# Newbie Need Help



## Thunderbug23 (Jul 6, 2019)

So I been cooking on a WSM Wanted a offset so I bought a Old Country Pecos because it was the best bang for your buck, so I’ve cooked on it 3 times having issues every time I close the door the fire goes out so I have to leave the door open half way and I'm getting 20 minutes before I have to put a new log the logs are about 9-10 inches and they are seasoned and not wet so what am I doing wrong and what mods would you do


----------



## gmc2003 (Jul 6, 2019)

Not a stick burner, but I'll ask the obvious questions to give us a starting point.
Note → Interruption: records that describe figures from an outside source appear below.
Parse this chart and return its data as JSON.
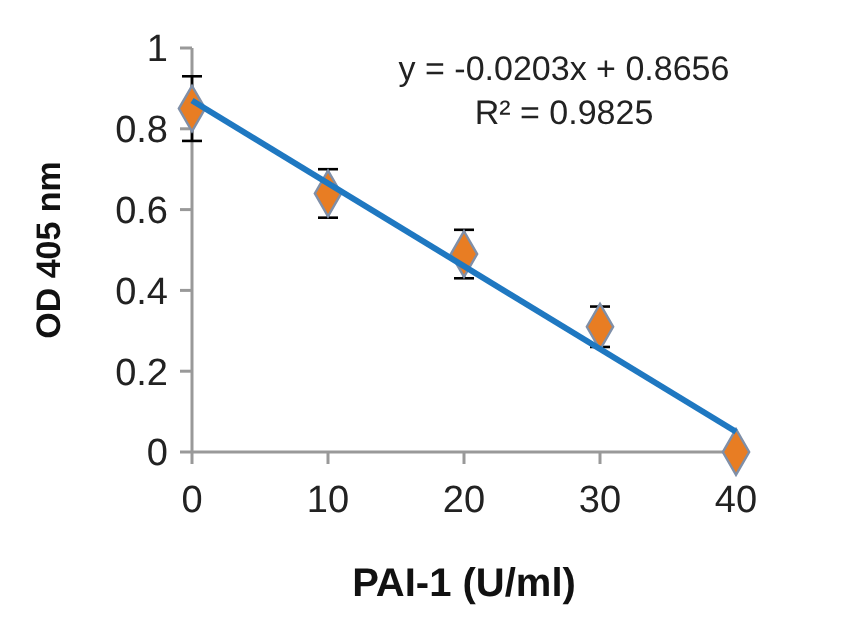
{
  "chart_data": {
    "type": "scatter",
    "xlabel": "PAI-1 (U/ml)",
    "ylabel": "OD 405 nm",
    "annotations": [
      "y = -0.0203x + 0.8656",
      "R² = 0.9825"
    ],
    "x": [
      0,
      10,
      20,
      30,
      40
    ],
    "series": [
      {
        "color": "#e87d23",
        "values": [
          0.85,
          0.64,
          0.49,
          0.31,
          0
        ],
        "errors": [
          0.08,
          0.06,
          0.06,
          0.05,
          null
        ],
        "marker": "diamond"
      },
      {
        "type": "line",
        "color": "#1f78c1",
        "x": [
          0,
          40
        ],
        "values": [
          0.87,
          0.05
        ],
        "marker": "none",
        "line_style": "solid"
      }
    ],
    "xlim": [
      0,
      40
    ],
    "xticks": [
      0,
      10,
      20,
      30,
      40
    ],
    "ylim": [
      0,
      1
    ],
    "yticks": [
      0,
      0.2,
      0.4,
      0.6,
      0.8,
      1
    ],
    "grid": false
  }
}
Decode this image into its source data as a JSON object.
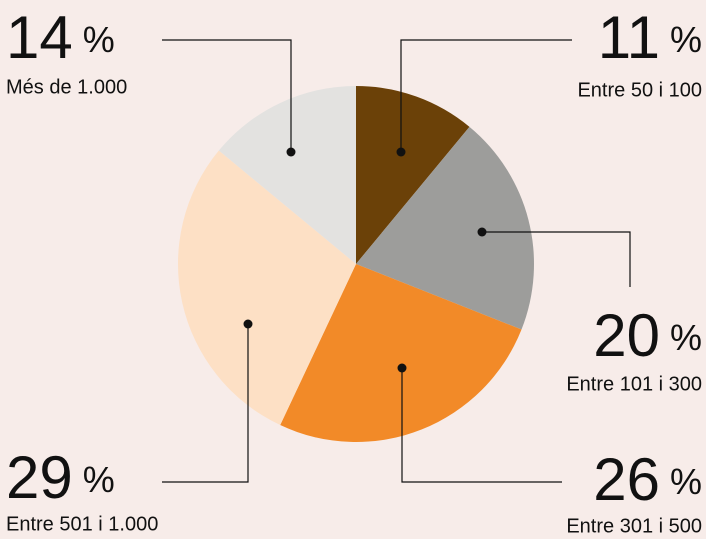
{
  "chart_data": {
    "type": "pie",
    "categories": [
      "Entre 50 i 100",
      "Entre 101 i 300",
      "Entre 301 i 500",
      "Entre 501 i 1.000",
      "Més de 1.000"
    ],
    "values": [
      11,
      20,
      26,
      29,
      14
    ],
    "value_labels": [
      "11 %",
      "20 %",
      "26 %",
      "29 %",
      "14 %"
    ],
    "colors": [
      "#6b4108",
      "#9d9d9b",
      "#f28a28",
      "#fde0c5",
      "#e3e2e0"
    ]
  }
}
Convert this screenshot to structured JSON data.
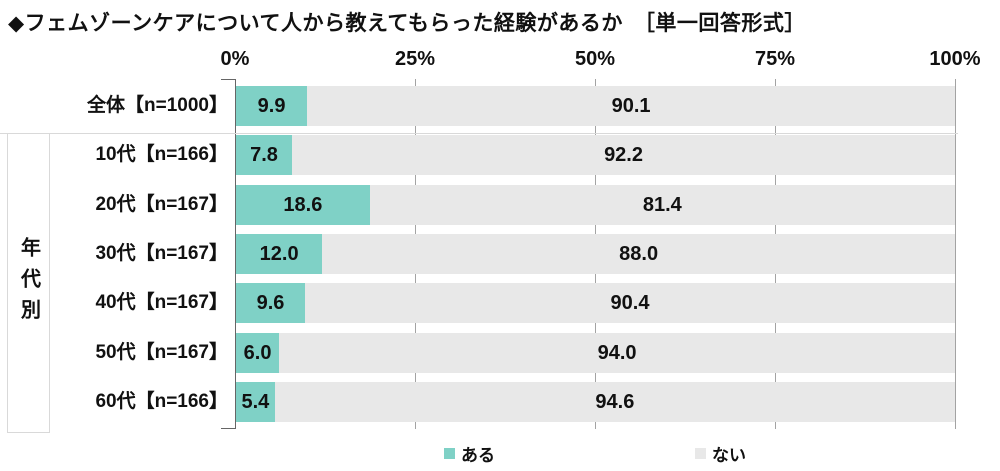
{
  "title": "◆フェムゾーンケアについて人から教えてもらった経験があるか　［単一回答形式］",
  "group_label": "年代別",
  "colors": {
    "aru": "#7fd1c6",
    "nai": "#e8e8e8",
    "gridline": "#a3a3a3",
    "axis": "#666666",
    "separator": "#d9d9d9",
    "text": "#111111"
  },
  "chart_data": {
    "type": "bar",
    "stacked": true,
    "orientation": "horizontal",
    "title": "◆フェムゾーンケアについて人から教えてもらった経験があるか　［単一回答形式］",
    "xlim": [
      0,
      100
    ],
    "x_tick_labels": [
      "0%",
      "25%",
      "50%",
      "75%",
      "100%"
    ],
    "x_tick_values": [
      0,
      25,
      50,
      75,
      100
    ],
    "grid": "vertical-ticks-in-gaps",
    "categories": [
      "全体【n=1000】",
      "10代【n=166】",
      "20代【n=167】",
      "30代【n=167】",
      "40代【n=167】",
      "50代【n=167】",
      "60代【n=166】"
    ],
    "group_label": "年代別",
    "group_span_rows": [
      1,
      6
    ],
    "series": [
      {
        "name": "ある",
        "color": "#7fd1c6",
        "values": [
          9.9,
          7.8,
          18.6,
          12.0,
          9.6,
          6.0,
          5.4
        ]
      },
      {
        "name": "ない",
        "color": "#e8e8e8",
        "values": [
          90.1,
          92.2,
          81.4,
          88.0,
          90.4,
          94.0,
          94.6
        ]
      }
    ],
    "legend": [
      "ある",
      "ない"
    ],
    "legend_position": "bottom"
  }
}
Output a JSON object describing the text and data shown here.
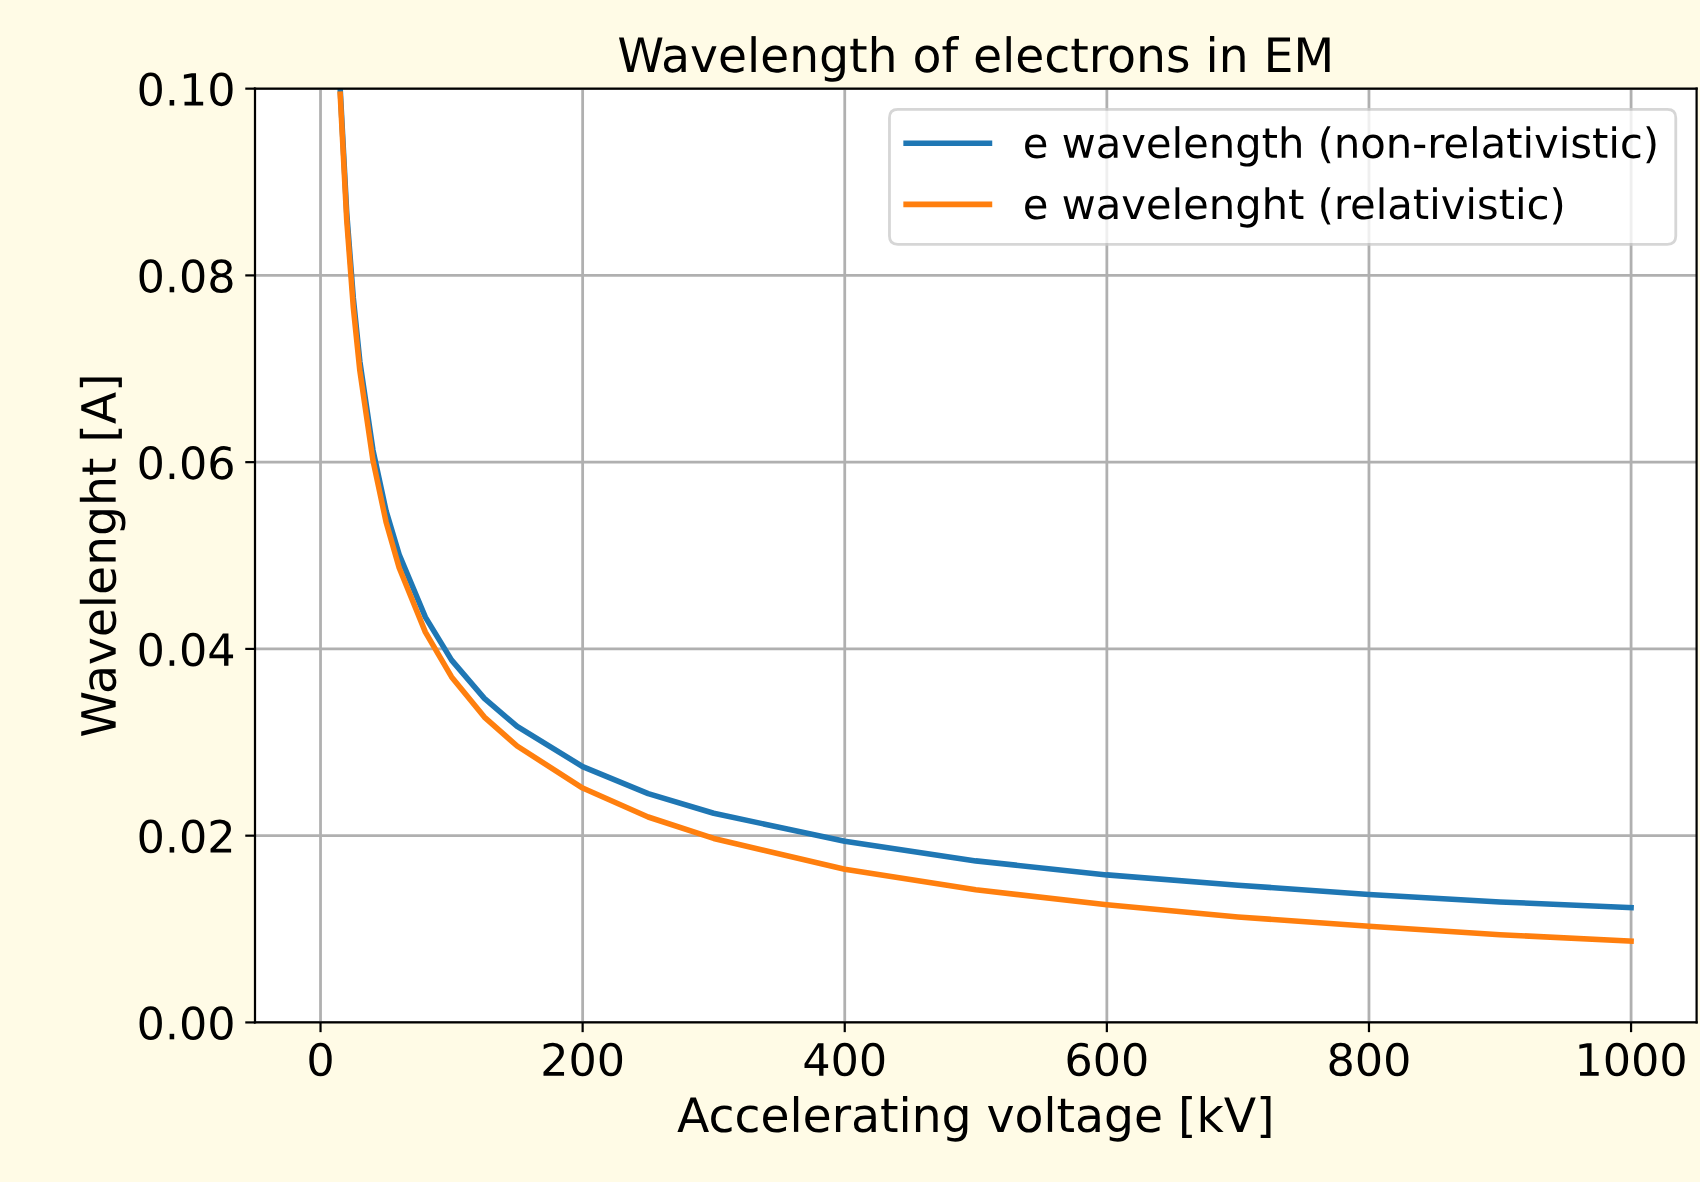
{
  "chart_data": {
    "type": "line",
    "title": "Wavelength of electrons in EM",
    "xlabel": "Accelerating voltage [kV]",
    "ylabel": "Wavelenght [A]",
    "x": [
      15,
      20,
      25,
      30,
      40,
      50,
      60,
      80,
      100,
      125,
      150,
      200,
      250,
      300,
      400,
      500,
      600,
      700,
      800,
      900,
      1000
    ],
    "series": [
      {
        "name": "e wavelength (non-relativistic)",
        "color": "#1f77b4",
        "values": [
          0.1,
          0.0867,
          0.0776,
          0.0708,
          0.0613,
          0.0548,
          0.0501,
          0.0434,
          0.0388,
          0.0347,
          0.0317,
          0.0274,
          0.0245,
          0.0224,
          0.0194,
          0.0173,
          0.0158,
          0.0147,
          0.0137,
          0.0129,
          0.0123
        ]
      },
      {
        "name": "e wavelenght (relativistic)",
        "color": "#ff7f0e",
        "values": [
          0.0994,
          0.0859,
          0.0766,
          0.0698,
          0.0602,
          0.0536,
          0.0487,
          0.0418,
          0.037,
          0.0327,
          0.0296,
          0.0251,
          0.022,
          0.0197,
          0.0164,
          0.0142,
          0.0126,
          0.0113,
          0.0103,
          0.0094,
          0.0087
        ]
      }
    ],
    "xlim": [
      -50,
      1050
    ],
    "xticks": [
      0,
      200,
      400,
      600,
      800,
      1000
    ],
    "ylim": [
      0,
      0.1
    ],
    "yticks": [
      {
        "value": 0,
        "label": "0.00"
      },
      {
        "value": 0.02,
        "label": "0.02"
      },
      {
        "value": 0.04,
        "label": "0.04"
      },
      {
        "value": 0.06,
        "label": "0.06"
      },
      {
        "value": 0.08,
        "label": "0.08"
      },
      {
        "value": 0.1,
        "label": "0.10"
      }
    ],
    "grid": true,
    "legend": "top right",
    "marker": "none",
    "line_style": "solid"
  }
}
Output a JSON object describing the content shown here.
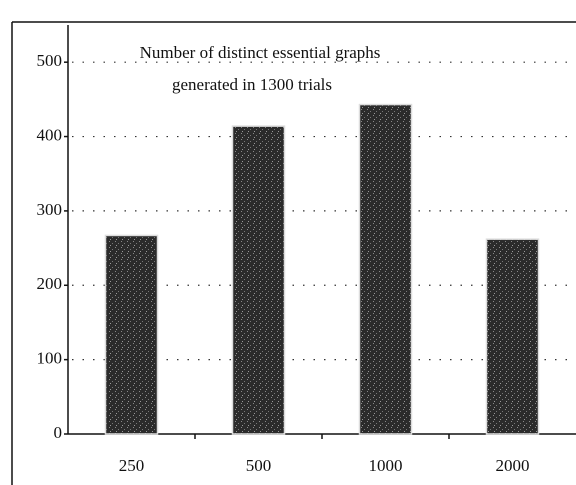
{
  "chart_data": {
    "type": "bar",
    "title": [
      "Number of distinct essential graphs",
      "generated in 1300 trials"
    ],
    "categories": [
      "250",
      "500",
      "1000",
      "2000"
    ],
    "values": [
      267,
      414,
      443,
      262
    ],
    "color": "#2b2b2b",
    "ylim": [
      0,
      550
    ],
    "yticks": [
      0,
      100,
      200,
      300,
      400,
      500
    ],
    "grid": true
  }
}
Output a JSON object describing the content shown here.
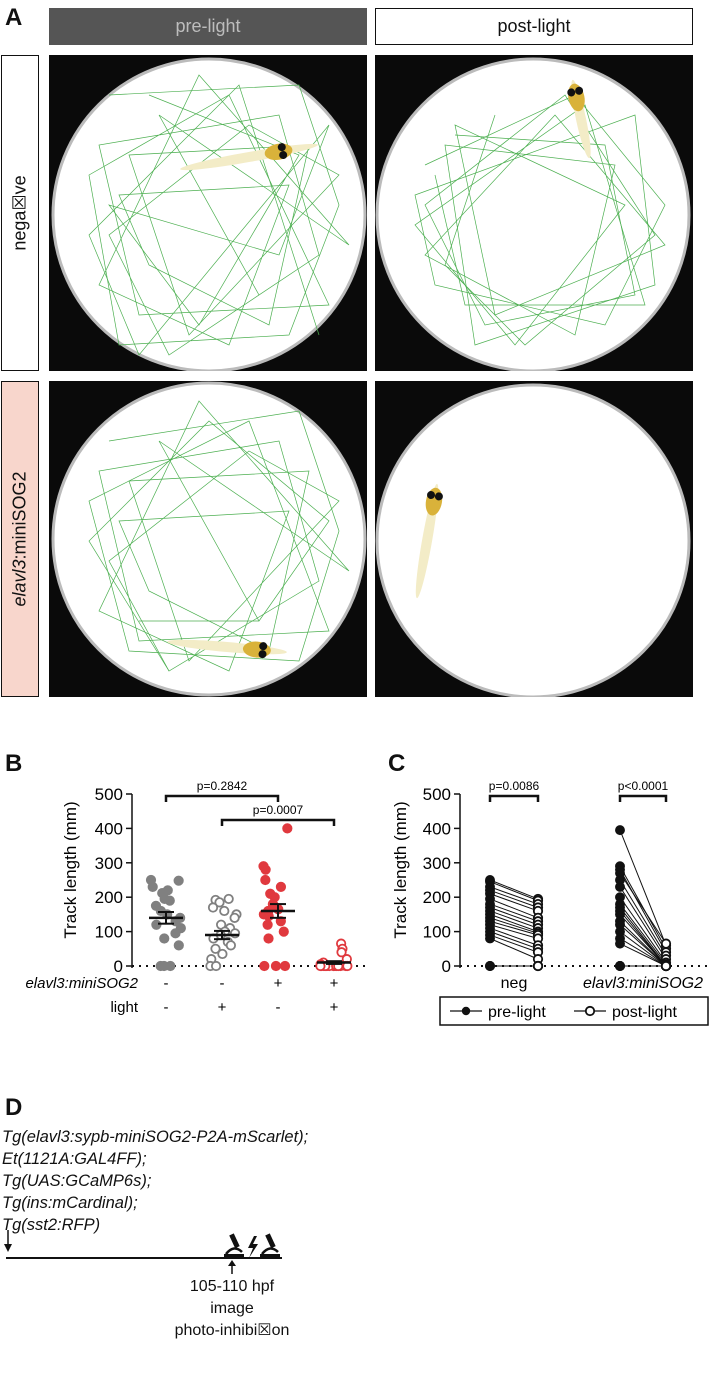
{
  "panel_A": {
    "letter": "A",
    "columns": [
      "pre-light",
      "post-light"
    ],
    "rows": [
      {
        "label": "nega☒ve",
        "label_italic": "",
        "label_rest": ""
      },
      {
        "label": "",
        "label_italic": "elavl3",
        "label_rest": ":miniSOG2"
      }
    ],
    "colors": {
      "pre_box": "#555555",
      "pre_text": "#bdbdbd",
      "row2_box": "#f8d6cc",
      "track": "#4caf50"
    }
  },
  "panel_B": {
    "letter": "B",
    "chart_data": {
      "type": "scatter",
      "ylabel": "Track length (mm)",
      "ylim": [
        0,
        500
      ],
      "yticks": [
        "0",
        "100",
        "200",
        "300",
        "400",
        "500"
      ],
      "factor_rows": [
        {
          "name": "elavl3:miniSOG2",
          "values": [
            "-",
            "-",
            "+",
            "+"
          ]
        },
        {
          "name": "light",
          "values": [
            "-",
            "+",
            "-",
            "+"
          ]
        }
      ],
      "significance": [
        {
          "label": "p=0.2842",
          "from": 0,
          "to": 2
        },
        {
          "label": "p=0.0007",
          "from": 1,
          "to": 3
        }
      ],
      "series": [
        {
          "color": "#808080",
          "filled": true,
          "mean": 140,
          "sem": 17,
          "values": [
            250,
            248,
            230,
            220,
            212,
            195,
            190,
            175,
            160,
            150,
            140,
            130,
            120,
            110,
            95,
            80,
            60,
            0,
            0,
            0
          ]
        },
        {
          "color": "#808080",
          "filled": false,
          "mean": 90,
          "sem": 12,
          "values": [
            195,
            192,
            185,
            170,
            160,
            150,
            140,
            120,
            110,
            100,
            95,
            90,
            80,
            70,
            60,
            50,
            35,
            20,
            0,
            0
          ]
        },
        {
          "color": "#e0393e",
          "filled": true,
          "mean": 160,
          "sem": 20,
          "values": [
            400,
            290,
            280,
            250,
            230,
            210,
            200,
            180,
            175,
            165,
            160,
            150,
            145,
            130,
            120,
            100,
            80,
            0,
            0,
            0
          ]
        },
        {
          "color": "#e0393e",
          "filled": false,
          "mean": 10,
          "sem": 4,
          "values": [
            65,
            50,
            40,
            20,
            10,
            5,
            0,
            0,
            0,
            0,
            0,
            0,
            0,
            0,
            0,
            0,
            0,
            0,
            0,
            0
          ]
        }
      ]
    }
  },
  "panel_C": {
    "letter": "C",
    "chart_data": {
      "type": "line",
      "ylabel": "Track length (mm)",
      "ylim": [
        0,
        500
      ],
      "yticks": [
        "0",
        "100",
        "200",
        "300",
        "400",
        "500"
      ],
      "groups": [
        "neg",
        "elavl3:miniSOG2"
      ],
      "significance": [
        "p=0.0086",
        "p<0.0001"
      ],
      "series": [
        {
          "name": "pre-light",
          "filled": true
        },
        {
          "name": "post-light",
          "filled": false
        }
      ],
      "pairs": [
        [
          [
            250,
            195
          ],
          [
            245,
            190
          ],
          [
            230,
            180
          ],
          [
            220,
            170
          ],
          [
            210,
            160
          ],
          [
            195,
            140
          ],
          [
            180,
            130
          ],
          [
            170,
            120
          ],
          [
            160,
            110
          ],
          [
            150,
            100
          ],
          [
            140,
            95
          ],
          [
            130,
            90
          ],
          [
            120,
            80
          ],
          [
            110,
            60
          ],
          [
            100,
            50
          ],
          [
            90,
            40
          ],
          [
            80,
            20
          ],
          [
            0,
            0
          ],
          [
            0,
            0
          ],
          [
            0,
            0
          ]
        ],
        [
          [
            395,
            60
          ],
          [
            290,
            50
          ],
          [
            280,
            40
          ],
          [
            270,
            65
          ],
          [
            250,
            30
          ],
          [
            230,
            20
          ],
          [
            200,
            10
          ],
          [
            180,
            5
          ],
          [
            170,
            0
          ],
          [
            160,
            0
          ],
          [
            150,
            0
          ],
          [
            130,
            0
          ],
          [
            120,
            0
          ],
          [
            100,
            0
          ],
          [
            80,
            0
          ],
          [
            65,
            0
          ],
          [
            0,
            0
          ],
          [
            0,
            0
          ],
          [
            0,
            0
          ],
          [
            0,
            0
          ]
        ]
      ]
    }
  },
  "panel_D": {
    "letter": "D",
    "genotype": [
      "Tg(elavl3:sypb-miniSOG2-P2A-mScarlet);",
      "Et(1121A:GAL4FF);",
      "Tg(UAS:GCaMP6s);",
      "Tg(ins:mCardinal);",
      "Tg(sst2:RFP)"
    ],
    "timeline_labels": [
      "105-110 hpf",
      "image",
      "photo-inhibi☒on"
    ],
    "icons": [
      "microscope-icon",
      "lightning-icon",
      "microscope-icon"
    ]
  }
}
Are you using a bed of lit charcoal when starting, and are all your vents open?  Cook chamber and firebox 

Welcome to the site. 

Chris


----------



## Thunderbug23 (Jul 6, 2019)

Yes using a chimney of lump


----------



## eman (Jul 6, 2019)

Thunderbug23 said:


> So I been cooking on a WSM Wanted a offset so I bought a Old Country Pecos because it was the best bang for your buck, so I’ve cooked on it 3 times having issues every time I close the door the fire goes out so I have to leave the door open half way and I'm getting 20 minutes before I have to put a new log the logs are about 9-10 inches and they are seasoned and not wet so what am I doing wrong and what mods would you do


do you have coals / sticks on a rack?


----------